Aunque en los últimos años se ha acelerado la convergencia entre
países desarrollados y los que están en vías de desarrollo —con desafíos
tan claros al predominio de los primeros como la pujanza de los
emergentes BRICS—, la desigualdad horizontal entre grupos que conviven
en un mismo territorio —es decir, la desigual asignación de recursos—
resulta una clave insoslayable para plantear el debate de la
sobrepoblación. La competencia por el acceso a bienes escasos —tierra,
agua, materias primas— marca la pauta de la supervivencia. “Lo que
caracteriza al modelo económico actual es la sobreexplotación de los
recursos como si fueran infinitos: tierras de cultivo, agua, fuentes de
energía. Pero no lo son. En el mundo, por ejemplo, hay 260 ríos
compartidos por dos o más países. Si no hallamos fórmulas de gestión
común del agua, el agua será un factor belígero”. La tantas veces
anunciada guerra del agua en Oriente Próximo, las construcciones
faraónicas en China o la lucha por el control de los acuíferos del este
de África son ejemplos de ello.
La compra masiva de tierras en África introduce un desequilibrio fatal
La hipotética sobrepoblación, pues, funcionaría como el sistema de
las matrioskas rusas: el factor demográfico encierra dimensiones como la
ecología —el ecosistema humano—, la economía o incluso los derechos
humanos, cuando no la amenaza del cambio climático, un fenómeno que no
solo hay que leer en clave ambiental. Con la compra masiva de tierras en
África, China está introduciendo un desequilibrio fatal en las
sociedades nativas. “De Madagascar a Sudán, en connivencia con los
Estados locales, la compra de tierra por los chinos provoca el
desplazamiento de poblaciones que se quedan sin tierras que cultivar.
Son poblaciones que antes se alimentaban de una forma más o menos
modesta, pero que al menos podían abastecerse”.

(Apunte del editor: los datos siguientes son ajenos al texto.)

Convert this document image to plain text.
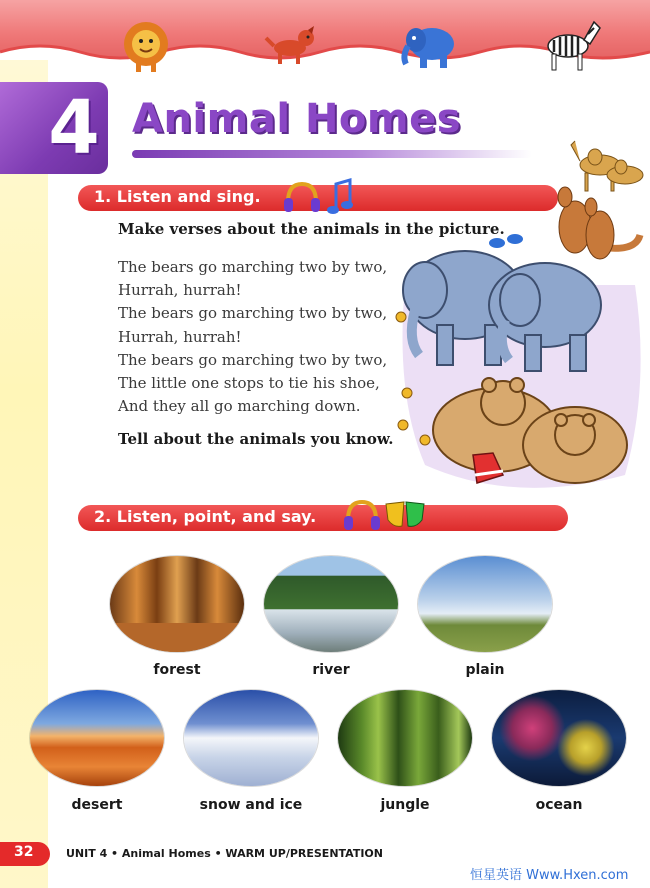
4 Animal Homes
1. Listen and sing.
Make verses about the animals in the picture.
The bears go marching two by two,
Hurrah, hurrah!
The bears go marching two by two,
Hurrah, hurrah!
The bears go marching two by two,
The little one stops to tie his shoe,
And they all go marching down.
Tell about the animals you know.
2. Listen, point, and say.
forest	river	plain
desert	snow and ice	jungle	ocean
32	UNIT 4 • Animal Homes • WARM UP/PRESENTATION
恒星英语 Www.Hxen.com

La provisión de seguridad alimentaria para evitar conflictos es otra
de las patas de este polifacético asunto, igual que la amenaza el cambio
climático, “que debemos leer en clave de competencia por los recursos,
como una cuestión de desarrollo humano más que ecológica”, sentencia
Núñez Villaverde, autor del
blog Extramundi en EL PAÍS.
Olivier Longué, director general de la ONG Acción contra el Hambre,
niega la mayor: la relación directa entre exceso de población y hambre.
“El Sahel tiene una densidad de población bajísima, y sin embargo
periódicas y graves hambrunas. En un país donde hay democracia no hay
hambre; Japón tiene 120 millones de habitantes y no pasan hambre”. En el
precario equilibrio entre factores tan volátiles como los que componen
la ecuación hambre por falta de cosecha por falta de lluvia, hay
factores incidentales que dan un vuelco al escenario, “como la guerra o
un desastre natural, que son elementos de ruptura” de la balanza.
“El viejo argumento de la demografía como explicación del hambre
empezó con Malthus, pero lo cierto es que un europeo o un americano
consumen 150 y 200 veces más recursos, respectivamente, que un
africano”, añade Longué en referencia a la desigualdad distributiva. “En
las declaraciones de Attenborough resuena esa visión religiosa, mística
del mundo: hay gente que dijo lo mismo cuando apareció el sida: no solo
que era una plaga que castigaba a pecadores, sino también un mecanismo
de regulación poblacional”.
De hecho, el propio Attenborough nació cuando en el mundo solo había
2.000 millones de habitantes; “cuando la pervivencia del planeta se
cifraba en un tope de 900 millones; ahora, los modelos demográficos más
pesimistas prevén que en 2050 la humanidad empezará a declinar”, apunta
Longué, que plantea una solución para neutralizar la inoperancia de
muchos Gobiernos: “Que la gestión de los recursos recaiga en manos de
las mujeres; solo la educación de las madres puede revertir la curva
demográfica”. Para que sociedades como las africanas, donde los hijos
son la seguridad social —la mano de obra para las cosechas y el báculo
en la vejez—, puedan desarrollarse y avanzar hacia la convergencia con
las sociedades desarrolladas, donde, sin embargo, los viejos son cada
vez más un estorbo. A juzgar por las referencias geográficas más
repetidas a lo largo de este reportaje, el mapa de la sobrepoblación
traza una línea de África a Japón, como casilla de salida y de llegada;
como el recorrido de la especie humana desde los albores al ocaso.